Pakistan/Afghanistan: guerra diplomatica sulla pelle della gente

Che Pakistan e Afghanistan siano ai ferri corti da mesi è noto.  Per Islamabad è cruciale controllare il negoziato coi talebani e assicurarsi un governo amico a Kabul dove invece si amoreggia con Nuova Delhi. Il Pakistan ha ospitato e nutrito dentro le sue frontiere schiere di jihadisti di ogni sorta finché il problema non si è fatto grosso in casa sua e i figliocci pachistani dei talebani afgani han cominciato a far stragi nel Paese dei puri. A quel punto Kabul ha reso pan per focaccia a Islamabad chiudendo un occhio sui paktalebani che si rifugiano oltre confine: l'esempio eclatante e mullah Fazluallh, detto mullah Radio e leader dei paktalebani (Ttp). Si nasconderebbe oltre frontiera in Afghanistan e la cosa rende rabbiosi i pachistani. Kabul dal canto suo sa bene che la Rete Haqqani, la più radicale tra gli afgtalebani, gode da sempre dei buoni uffici di Islamabad: e quando c'era un problema o da chiedere una mano ai Saud in ambasciata, nessuno interferiva nei viaggi dei capi della famiglia nella capitale. Nemmeno un vigile. Gli americani ci mettono del loro: qualche mese fa han fatto secco il capo dei talebani afgani, possibile negoziatore. In più, continuano a bombardare e non solo coi droni. Con un solo risultato: seppellire definitivamente il processo di pace. Morale: pace addio e tensioni alle stelle.

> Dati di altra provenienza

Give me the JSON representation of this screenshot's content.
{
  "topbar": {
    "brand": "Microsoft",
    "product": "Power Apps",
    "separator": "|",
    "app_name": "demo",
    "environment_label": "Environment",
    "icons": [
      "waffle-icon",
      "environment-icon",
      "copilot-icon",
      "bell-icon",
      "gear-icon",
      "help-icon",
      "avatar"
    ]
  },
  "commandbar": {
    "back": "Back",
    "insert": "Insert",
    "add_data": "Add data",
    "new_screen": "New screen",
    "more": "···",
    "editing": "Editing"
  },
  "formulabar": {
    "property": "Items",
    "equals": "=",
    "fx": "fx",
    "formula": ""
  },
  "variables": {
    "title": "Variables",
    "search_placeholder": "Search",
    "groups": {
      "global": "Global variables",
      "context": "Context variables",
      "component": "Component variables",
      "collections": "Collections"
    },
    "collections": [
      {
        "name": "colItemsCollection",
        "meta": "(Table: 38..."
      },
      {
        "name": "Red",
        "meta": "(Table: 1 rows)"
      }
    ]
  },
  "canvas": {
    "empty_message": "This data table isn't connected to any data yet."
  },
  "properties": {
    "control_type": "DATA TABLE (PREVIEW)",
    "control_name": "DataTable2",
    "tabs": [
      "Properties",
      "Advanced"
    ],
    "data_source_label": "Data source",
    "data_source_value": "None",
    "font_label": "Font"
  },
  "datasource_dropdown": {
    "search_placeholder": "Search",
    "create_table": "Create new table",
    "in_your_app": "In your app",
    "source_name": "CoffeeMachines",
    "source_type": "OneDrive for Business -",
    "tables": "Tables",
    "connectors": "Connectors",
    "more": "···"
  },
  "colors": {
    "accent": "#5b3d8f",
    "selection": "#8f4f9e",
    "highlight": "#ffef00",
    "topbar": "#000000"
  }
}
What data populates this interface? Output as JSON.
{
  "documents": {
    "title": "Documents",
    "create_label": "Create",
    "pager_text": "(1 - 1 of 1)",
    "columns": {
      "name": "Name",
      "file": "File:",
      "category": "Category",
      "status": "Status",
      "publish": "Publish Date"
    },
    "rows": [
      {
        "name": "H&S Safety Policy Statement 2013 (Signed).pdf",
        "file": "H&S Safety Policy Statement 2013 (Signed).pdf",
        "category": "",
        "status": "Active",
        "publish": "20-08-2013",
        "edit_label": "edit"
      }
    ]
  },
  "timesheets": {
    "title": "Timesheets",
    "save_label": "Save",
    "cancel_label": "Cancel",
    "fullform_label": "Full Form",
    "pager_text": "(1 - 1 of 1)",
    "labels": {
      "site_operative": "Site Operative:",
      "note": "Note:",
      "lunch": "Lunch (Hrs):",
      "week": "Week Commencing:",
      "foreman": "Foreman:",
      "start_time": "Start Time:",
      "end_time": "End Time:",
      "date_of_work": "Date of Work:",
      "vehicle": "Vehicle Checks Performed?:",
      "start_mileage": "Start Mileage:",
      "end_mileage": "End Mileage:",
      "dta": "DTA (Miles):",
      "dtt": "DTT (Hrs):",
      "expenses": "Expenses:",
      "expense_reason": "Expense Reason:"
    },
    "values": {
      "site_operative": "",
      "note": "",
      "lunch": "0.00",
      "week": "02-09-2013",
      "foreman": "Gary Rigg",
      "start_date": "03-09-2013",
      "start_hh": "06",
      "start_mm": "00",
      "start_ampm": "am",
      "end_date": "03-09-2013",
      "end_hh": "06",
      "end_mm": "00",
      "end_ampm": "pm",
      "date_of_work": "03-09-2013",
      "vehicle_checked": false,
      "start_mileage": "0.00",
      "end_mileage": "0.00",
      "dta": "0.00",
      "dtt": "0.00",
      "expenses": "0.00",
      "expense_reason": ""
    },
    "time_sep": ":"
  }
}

Tutto è iniziato nell'agosto scorso con una camion bomba mai rivendicato che, scoppiando in piena notte ha creato un cratere, profondo dieci metri a Kabul. I circoli più antipachistani han dato fiato alle trombe e il processo negoziale, appena iniziato, si è fermato. Anche il presidente Ghani, più morbido con Islamabad, ha cambiato idea. Poi le cose si sono ulteriormente complicate anche perché l'offensiva talebana, che per gli afgani è roba dei pachistani, si è fatta più violenta e sanguinaria. . Morale della favola, Islamabad tratta con l'Acnur il rimpatrio degli afgani che vivono in Pakistan: son 2,5 milioni, un milione dei quali senza documenti. L'espulsione - cominciata per decreto dopo l'assalto alla scuola militare di Peshawar nel dicembre 2014 - a oggi registrerebbe  quota 245mila. Entro dicembre tutti gli indocumentati  correvano il rischio di essere espulsi, ossia un milione di sfollati in più per un Paese che ne deve sistemare già più di un milione. Ieri però, forse dopo le pressioni dell'Onu, Nawaz Sharif ha fatto sapere che il suo governo ha spostato la deadline a marzo 2017. Tre mesi in più di respiro (è il terzo rinvio: anziché dicembre 2015 la deadline era già stata spostata a giugno 2016 e poi a fine 2016). Vuol dire che invece che 5mila al giorno le espulsioni saranno solo di 2500 persone al dì. Tanti quanti i siriani che affollano la frontiera turca.
A destra Ashraf Ghani, a sinistra il capo
dell'esecutivo Abdullah. Sopra Nawaz Sharif

Kabul comunque non sta con le mani in mano: ieri Ashraf Ghani ha detto che intende bloccare le merci pachistane che transitano dal suo Paese dirette in Asia centrale. Ci mandate a casa i profughi? E allora noi vi blocchiamo le merci. Del resto Islamabad ha bloccato il commercio della frutta dall'Afghanistan. E gli indiani, sempre pronti a mettere il dito nella piaga, hanno offerto di far transitare prugne e melograni... in areo. Qualsiasi prezzo non è troppo alto per dar fastidio a  Islamabad.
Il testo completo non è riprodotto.